The geofence identification application determining a grid identification set for each second geofence in the second feature information list according to the identification information of the second geofence;

if a target grid identification set exists and the triggering precision of the geofence service corresponding to the target grid identification set is the second triggering precision, the geofence identification application determines that the second geofence meets the triggering condition;

if a target grid identification set exists and the triggering precision of the geofence service corresponding to the target grid identification set is the third triggering precision, the geofence identification application matches the wifi information of the second geofence in the second characteristic information list according to the scanned wifi information;

if the matching is successful, the geofence identification application determines that the second geofence satisfies a trigger condition.

12. The method according to any one of claims 10-11, wherein the positioning module obtains current geographical location information, specifically comprising:

and acquiring the longitude and latitude of the current position through network positioning or GPS positioning, wherein the longitude and latitude are the current geographic position information.

13. The method according to any one of claims 10-11, wherein the positioning module obtains current geographical location information, specifically comprising:

Scanning neighboring cell base stations of the switched cell through the base station module;

receiving data information acquired by a neighbor cell base station sent by the base station module;

and calculating the longitude and latitude of the current position according to the data information, wherein the longitude and latitude are the current geographic position information.

14. The method according to any one of claims 10-11, comprising:

if the triggering condition is not met, the geofence recognition application calculates a positioning time length;

after the positioning duration, executing a flow of sending a positioning request to the positioning module by the geofence recognition application.

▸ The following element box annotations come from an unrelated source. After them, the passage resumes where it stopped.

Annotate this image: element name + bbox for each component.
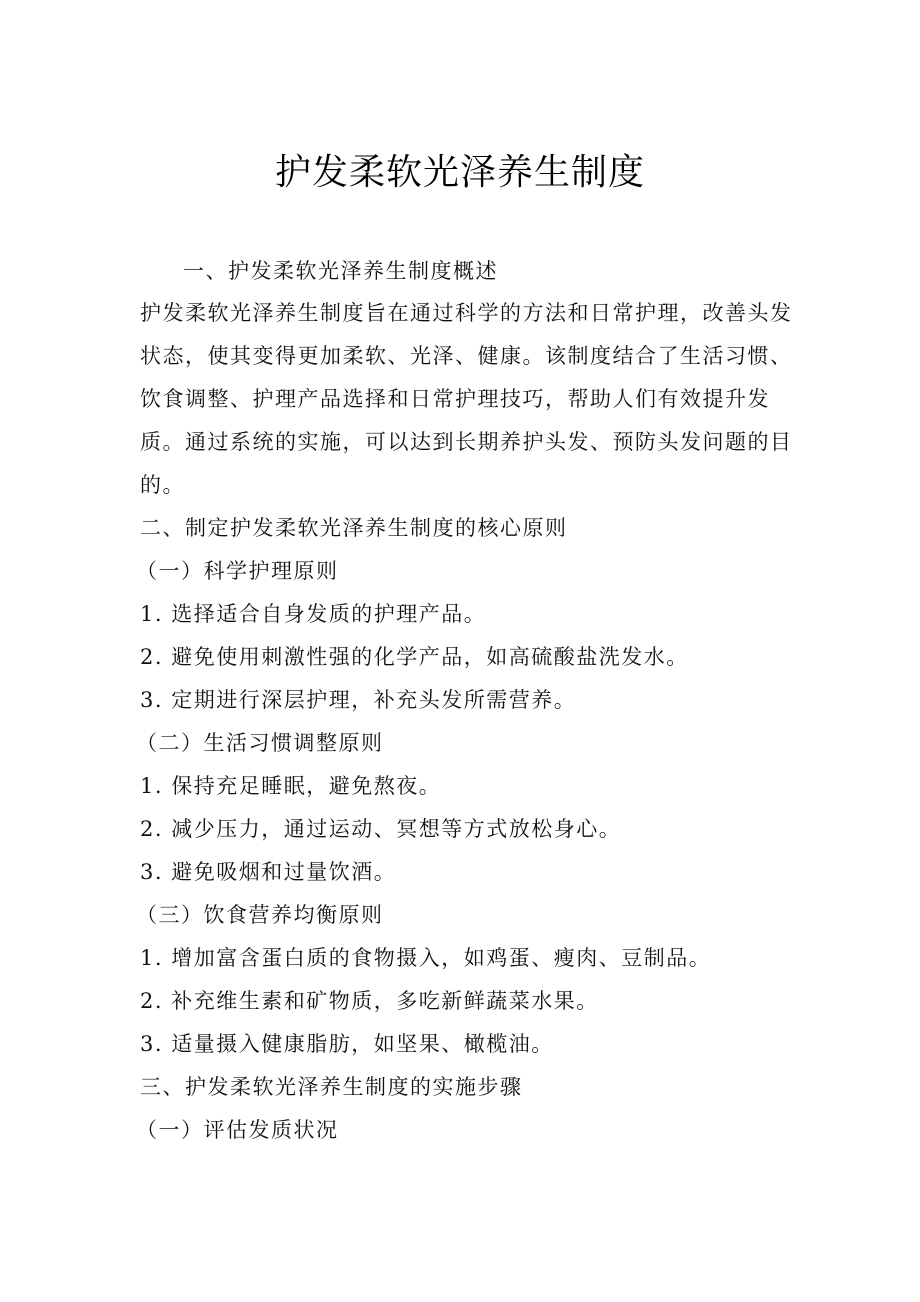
subsection-heading: （三）饮食营养均衡原则	[136, 903, 384, 927]
list-item: 3. 定期进行深层护理，补充头发所需营养。	[140, 688, 577, 712]
paragraph-line: 的。	[140, 473, 185, 497]
paragraph-line: 护发柔软光泽养生制度旨在通过科学的方法和日常护理，改善头发	[140, 301, 793, 325]
paragraph-line: 状态，使其变得更加柔软、光泽、健康。该制度结合了生活习惯、	[140, 344, 793, 368]
list-item: 3. 避免吸烟和过量饮酒。	[140, 860, 397, 884]
list-item: 3. 适量摄入健康脂肪，如坚果、橄榄油。	[140, 1032, 554, 1056]
section-heading-3: 三、护发柔软光泽养生制度的实施步骤	[140, 1075, 523, 1099]
list-item: 1. 保持充足睡眠，避免熬夜。	[140, 774, 442, 798]
document-title: 护发柔软光泽养生制度	[274, 152, 645, 193]
section-heading-2: 二、制定护发柔软光泽养生制度的核心原则	[140, 516, 568, 540]
section-heading-1: 一、护发柔软光泽养生制度概述	[183, 259, 498, 283]
list-item: 1. 选择适合自身发质的护理产品。	[140, 602, 487, 626]
subsection-heading: （二）生活习惯调整原则	[136, 731, 384, 755]
list-item: 2. 补充维生素和矿物质，多吃新鲜蔬菜水果。	[140, 989, 599, 1013]
subsection-heading: （一）评估发质状况	[136, 1118, 339, 1142]
list-item: 2. 避免使用刺激性强的化学产品，如高硫酸盐洗发水。	[140, 645, 689, 669]
paragraph-line: 饮食调整、护理产品选择和日常护理技巧，帮助人们有效提升发	[140, 387, 770, 411]
paragraph-line: 质。通过系统的实施，可以达到长期养护头发、预防头发问题的目	[140, 430, 793, 454]
list-item: 2. 减少压力，通过运动、冥想等方式放松身心。	[140, 817, 622, 841]
subsection-heading: （一）科学护理原则	[136, 559, 339, 583]
list-item: 1. 增加富含蛋白质的食物摄入，如鸡蛋、瘦肉、豆制品。	[140, 946, 712, 970]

15. The method of claim 14, wherein the geofence recognition application calculates a positioning duration, comprising:

in the case where there are a plurality of second geofences, calculating a distance of each second geofence center point from the current geographic location;

determining the minimum distance as a first distance;

and calculating the positioning duration based on the first distance and the current moving speed of the electronic equipment.

16. An electronic device, comprising: the device comprises a memory, a processor and a touch screen; wherein:

the touch screen is used for displaying content;

The memory is used for storing a computer program, and the computer program comprises program instructions;

the processor is configured to invoke the program instructions to cause the electronic device to perform the method of any of claims 1-15.

17. A computer readable storage medium, characterized in that the computer readable storage medium stores a computer program which, when executed by a processor, implements the method according to any of claims 1-15.